La prima voce dell’universo fu muta, e la bontà infinita, diffondendosi, formò abissi di tenebre? Possibile!
La prima ora del tempo, il principio fu segnato da un oscuro quadrante e da un indice buio? Termina il tempo proprio in questi confini, e l’orizzonte suo è fosco come l’abisso di caverne profonde?
Non ti smarrire anima mia, ascolta la voce di Dio nel primo libro della sua Parola: In principio Dio creò il cielo e la terra, e la terra era informe e vuota (Gn 1,2).
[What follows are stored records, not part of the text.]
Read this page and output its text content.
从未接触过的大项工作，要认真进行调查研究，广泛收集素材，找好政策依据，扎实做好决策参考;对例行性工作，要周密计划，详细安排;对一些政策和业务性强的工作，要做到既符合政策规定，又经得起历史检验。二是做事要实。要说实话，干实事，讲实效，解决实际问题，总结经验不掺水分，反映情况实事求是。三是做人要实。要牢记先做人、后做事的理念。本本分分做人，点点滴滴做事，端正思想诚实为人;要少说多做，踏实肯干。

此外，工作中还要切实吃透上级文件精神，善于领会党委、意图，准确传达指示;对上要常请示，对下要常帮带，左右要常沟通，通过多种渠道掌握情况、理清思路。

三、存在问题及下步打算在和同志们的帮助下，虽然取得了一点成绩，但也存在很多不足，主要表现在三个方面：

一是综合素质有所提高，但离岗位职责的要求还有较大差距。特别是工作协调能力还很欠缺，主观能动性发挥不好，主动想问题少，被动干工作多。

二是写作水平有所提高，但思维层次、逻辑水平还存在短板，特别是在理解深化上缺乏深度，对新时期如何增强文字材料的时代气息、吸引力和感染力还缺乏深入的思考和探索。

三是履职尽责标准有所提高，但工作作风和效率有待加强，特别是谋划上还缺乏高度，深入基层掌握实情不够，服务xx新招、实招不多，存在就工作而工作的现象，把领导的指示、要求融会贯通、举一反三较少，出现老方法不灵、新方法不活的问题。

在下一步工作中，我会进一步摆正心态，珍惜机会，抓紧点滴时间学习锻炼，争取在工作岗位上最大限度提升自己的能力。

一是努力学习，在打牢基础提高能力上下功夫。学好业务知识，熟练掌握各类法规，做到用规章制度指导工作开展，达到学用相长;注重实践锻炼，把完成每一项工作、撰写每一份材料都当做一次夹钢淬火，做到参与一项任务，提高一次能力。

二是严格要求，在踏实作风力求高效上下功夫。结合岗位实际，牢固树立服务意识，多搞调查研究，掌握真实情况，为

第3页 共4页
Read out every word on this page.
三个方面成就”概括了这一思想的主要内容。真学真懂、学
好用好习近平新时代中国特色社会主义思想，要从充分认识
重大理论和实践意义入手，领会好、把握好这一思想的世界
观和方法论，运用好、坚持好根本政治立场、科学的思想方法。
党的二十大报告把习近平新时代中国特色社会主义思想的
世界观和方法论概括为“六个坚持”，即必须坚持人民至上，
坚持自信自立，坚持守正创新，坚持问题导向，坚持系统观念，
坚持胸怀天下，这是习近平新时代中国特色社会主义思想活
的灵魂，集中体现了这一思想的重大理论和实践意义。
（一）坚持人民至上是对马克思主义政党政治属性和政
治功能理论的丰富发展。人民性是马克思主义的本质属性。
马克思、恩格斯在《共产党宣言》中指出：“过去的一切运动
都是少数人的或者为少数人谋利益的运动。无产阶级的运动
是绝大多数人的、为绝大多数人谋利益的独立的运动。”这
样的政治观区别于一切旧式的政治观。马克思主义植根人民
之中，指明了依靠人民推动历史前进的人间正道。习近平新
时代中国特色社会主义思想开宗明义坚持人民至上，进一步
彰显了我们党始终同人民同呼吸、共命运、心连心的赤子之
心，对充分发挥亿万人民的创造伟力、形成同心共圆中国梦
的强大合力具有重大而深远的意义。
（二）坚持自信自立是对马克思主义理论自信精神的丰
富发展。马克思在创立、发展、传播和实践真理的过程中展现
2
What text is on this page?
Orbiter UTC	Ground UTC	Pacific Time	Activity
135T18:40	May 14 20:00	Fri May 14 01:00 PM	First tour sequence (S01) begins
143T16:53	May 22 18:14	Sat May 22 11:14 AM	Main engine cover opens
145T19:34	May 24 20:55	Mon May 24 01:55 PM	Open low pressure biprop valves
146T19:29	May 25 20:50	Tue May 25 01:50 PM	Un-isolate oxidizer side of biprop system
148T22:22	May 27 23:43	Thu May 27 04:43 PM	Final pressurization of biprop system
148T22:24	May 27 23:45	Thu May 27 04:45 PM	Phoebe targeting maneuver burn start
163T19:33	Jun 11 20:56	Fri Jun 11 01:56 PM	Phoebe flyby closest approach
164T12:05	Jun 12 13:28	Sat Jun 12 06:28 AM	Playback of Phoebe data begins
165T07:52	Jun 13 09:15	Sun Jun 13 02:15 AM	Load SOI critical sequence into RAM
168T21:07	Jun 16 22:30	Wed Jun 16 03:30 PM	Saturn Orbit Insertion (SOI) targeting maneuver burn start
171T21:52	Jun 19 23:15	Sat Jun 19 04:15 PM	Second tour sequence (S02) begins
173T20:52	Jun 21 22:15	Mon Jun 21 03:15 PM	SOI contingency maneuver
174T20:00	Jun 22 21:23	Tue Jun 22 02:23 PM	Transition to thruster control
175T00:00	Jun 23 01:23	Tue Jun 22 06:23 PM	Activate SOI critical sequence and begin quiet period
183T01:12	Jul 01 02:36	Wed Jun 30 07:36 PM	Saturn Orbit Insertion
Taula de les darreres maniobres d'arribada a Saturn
La terra, la materia, questa era ancora informe e vuota, troppo distante da Dio, quasi che Dio nel crearla la disdegnasse, quasi fosse già il rifiuto di una cosa più bella, il sedimento di una fiumana splendente.
Il tempo non ha qui il suo primo quadrante, l’ha più in alto, più in alto, poiché, col mondo sensibile, Dio creò quello spirituale, e su di esso segnò la prima ora del mondo.
Fu simultanea la sua creazione, ma il suo dito divino segnò la prima ora del tempo su di un oceano sfavillante di luce sui cori dei suoi angeli, puri spiriti, completi, sue immagini vive, intelletto e amore che, per raggiungerlo, dovevano solo donargli liberamente per sempre l’intelletto e l’amore, affinché Egli li avesse potuti beatificare, colmandoli della luce del suo Verbo e della fiamma del suo Amore. Qui si scorge luminosamente il principio del tempo, qui l’occhio, oltre questo principio, contempla il Verbo che già era, era presso Dio, era Dio.